I remember those days when I felt so bored and wanted to give up this job, but the few followers I had on my personal page wrote to me: “Who do you want to hand over the field to and leave?” and made me doubt. Those same people I had written to have been shot down by a plane and have written to me, reminding me of these messages.
Making a decision about leaving a job that you love is extremely difficult and heartbreaking. Deciding to stay in a job that has caused you despair and hopelessness multiple times is also very challenging and exhausting, but the most heartbreaking part of it all is that the oppressive forces discredit the freedom of expression of journalists. They do whatever they can to tarnish the reputation of journalists and sometimes even offer tempting financial incentives to those who are struggling to make ends meet with their minimum wage salaries, unable to afford their rent, bills, and debts. Many of these journalists have become unofficial mouthpieces of governments and get paid for producing government-approved content. Some have even become anti-journalist elements and defend their government employers in the face of other journalists’ exposure on social media, fulfilling their duty to protect their government employers.

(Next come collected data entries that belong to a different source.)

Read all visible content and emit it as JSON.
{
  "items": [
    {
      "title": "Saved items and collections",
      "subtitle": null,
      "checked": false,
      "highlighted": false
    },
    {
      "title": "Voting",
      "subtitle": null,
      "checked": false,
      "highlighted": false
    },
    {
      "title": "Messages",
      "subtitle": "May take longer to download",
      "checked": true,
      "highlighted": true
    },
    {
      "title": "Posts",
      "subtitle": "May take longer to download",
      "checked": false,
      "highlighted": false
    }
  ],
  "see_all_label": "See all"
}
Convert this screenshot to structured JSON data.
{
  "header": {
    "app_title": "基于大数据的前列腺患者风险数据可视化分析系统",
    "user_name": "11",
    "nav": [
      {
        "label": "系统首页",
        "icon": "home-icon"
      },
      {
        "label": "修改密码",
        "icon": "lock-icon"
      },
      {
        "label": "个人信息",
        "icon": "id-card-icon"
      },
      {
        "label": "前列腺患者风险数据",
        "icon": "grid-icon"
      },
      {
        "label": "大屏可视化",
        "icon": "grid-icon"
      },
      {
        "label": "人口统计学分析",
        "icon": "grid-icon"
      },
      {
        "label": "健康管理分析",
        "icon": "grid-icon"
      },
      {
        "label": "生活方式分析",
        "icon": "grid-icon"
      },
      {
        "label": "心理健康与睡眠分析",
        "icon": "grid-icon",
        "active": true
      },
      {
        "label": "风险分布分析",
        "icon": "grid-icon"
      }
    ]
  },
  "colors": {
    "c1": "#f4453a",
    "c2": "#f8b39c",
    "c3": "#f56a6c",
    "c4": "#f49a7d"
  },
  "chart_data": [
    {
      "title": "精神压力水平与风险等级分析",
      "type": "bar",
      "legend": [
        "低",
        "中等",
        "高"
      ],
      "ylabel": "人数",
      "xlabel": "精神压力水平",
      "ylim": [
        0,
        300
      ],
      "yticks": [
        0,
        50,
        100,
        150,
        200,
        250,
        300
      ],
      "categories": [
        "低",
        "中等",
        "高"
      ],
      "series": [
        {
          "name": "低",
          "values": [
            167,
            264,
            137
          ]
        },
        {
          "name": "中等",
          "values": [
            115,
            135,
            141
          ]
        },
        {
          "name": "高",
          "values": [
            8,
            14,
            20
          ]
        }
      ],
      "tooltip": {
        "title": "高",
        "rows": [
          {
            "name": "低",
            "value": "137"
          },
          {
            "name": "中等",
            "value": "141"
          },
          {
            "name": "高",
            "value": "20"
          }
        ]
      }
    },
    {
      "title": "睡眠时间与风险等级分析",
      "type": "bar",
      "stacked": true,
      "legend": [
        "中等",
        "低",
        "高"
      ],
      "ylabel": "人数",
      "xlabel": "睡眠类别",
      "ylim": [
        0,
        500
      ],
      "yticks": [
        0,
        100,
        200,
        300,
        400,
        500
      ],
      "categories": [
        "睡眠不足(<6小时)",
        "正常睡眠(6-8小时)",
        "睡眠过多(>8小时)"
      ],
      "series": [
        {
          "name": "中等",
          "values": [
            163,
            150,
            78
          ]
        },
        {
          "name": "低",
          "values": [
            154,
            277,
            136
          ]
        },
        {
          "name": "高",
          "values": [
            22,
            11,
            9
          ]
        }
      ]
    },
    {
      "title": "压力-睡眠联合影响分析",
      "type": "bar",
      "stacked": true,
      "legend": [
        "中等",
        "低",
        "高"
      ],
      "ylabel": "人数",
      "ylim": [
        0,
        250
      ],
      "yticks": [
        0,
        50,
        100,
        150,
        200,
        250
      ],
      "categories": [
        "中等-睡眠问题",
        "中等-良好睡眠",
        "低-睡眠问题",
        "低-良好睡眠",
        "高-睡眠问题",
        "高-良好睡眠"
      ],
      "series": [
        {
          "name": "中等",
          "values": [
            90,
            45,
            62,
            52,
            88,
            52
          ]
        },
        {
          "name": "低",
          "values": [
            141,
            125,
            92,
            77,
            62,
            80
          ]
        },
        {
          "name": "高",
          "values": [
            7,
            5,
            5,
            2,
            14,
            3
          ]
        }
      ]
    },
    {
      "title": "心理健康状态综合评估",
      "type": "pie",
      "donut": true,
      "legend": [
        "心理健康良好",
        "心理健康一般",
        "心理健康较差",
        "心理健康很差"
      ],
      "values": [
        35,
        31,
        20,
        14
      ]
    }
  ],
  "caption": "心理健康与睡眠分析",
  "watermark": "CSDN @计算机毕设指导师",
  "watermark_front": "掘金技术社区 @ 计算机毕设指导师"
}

Sometimes journalists are bought with positions and titles. In Iran, almost all the economic cake is in the hands of the government and semi-governmental organizations, and among the various government distribution positions, the names of journalists are seen; journalists who have become members of the boards of directors of large economic holdings such as petrochemicals, cement, steel, refineries, etc., or have received such large amounts from the election headquarters of government officials that they have created expensive and private businesses. Establishing cafes and restaurants in the north of the city, and owning luxury and expensive cars are among the privileges that suddenly become available to journalists.
Among these are reporters who do not give in to these incidents and remain in bankrupt Iranian media, they are forced to work two or three shifts to reach a relatively sufficient income. Parallel work and high volume causes a decline in the performance of reporters and leads to a decline in the quality of their reports; reports that are not investigative and have many mistakes, and after a while, they undermine the credibility of the media and the reporter, and reporters who are committed to investigative and high-quality reports face other problems. They are forced to constantly fight against censorship; such widespread censorship that sometimes includes red lines of criticism against Russia and China, and tightens the hands of journalists to write day by day.
Unfortunately, these censorships are not only limited to official media, and journalists are faced with various forms of online and organized harassment on their personal pages. Harassers try to discredit journalists with false information and fake news, or distort their independence by creating false relationships and producing negativity for their audience. Some online harassers try to scare journalists by labeling them as affiliated with foreign intelligence agencies and spy services, and some threaten them and their families with physical harm. Some harassers fabricate documents against journalists and try to discredit them in the Iranian rumor mill by spreading them widely through chain and organized accounts.
It is difficult to write without introduction that being a journalist in Iran is very difficult; it is a job without water and full of troubles, in which anyone who remains committed and works safely, undoubtedly has no motivation other than love for this job.
I remember well, there was a time when one of the high-ranking government officials came to criticize the newspaper and congratulate the journalist’s day. He asked the journalist, “For all the trouble you go through, how much money do you make?” When the journalist announced his salary, the person said in astonishment, “You must be crazy or in love, there is no other way someone would go through so much trouble for such little money.”
However, the number of crazy or passionate people in this job is very small, and in difficult economic times, they are falling one by one in Iran; reporters who eventually find the fate of that baker or plasterer and at least leave the heavy mental pressure of journalism in Iran or pack their bags and migrate to another country, which of course, even in the case of migration, they are not safe from the tormentors.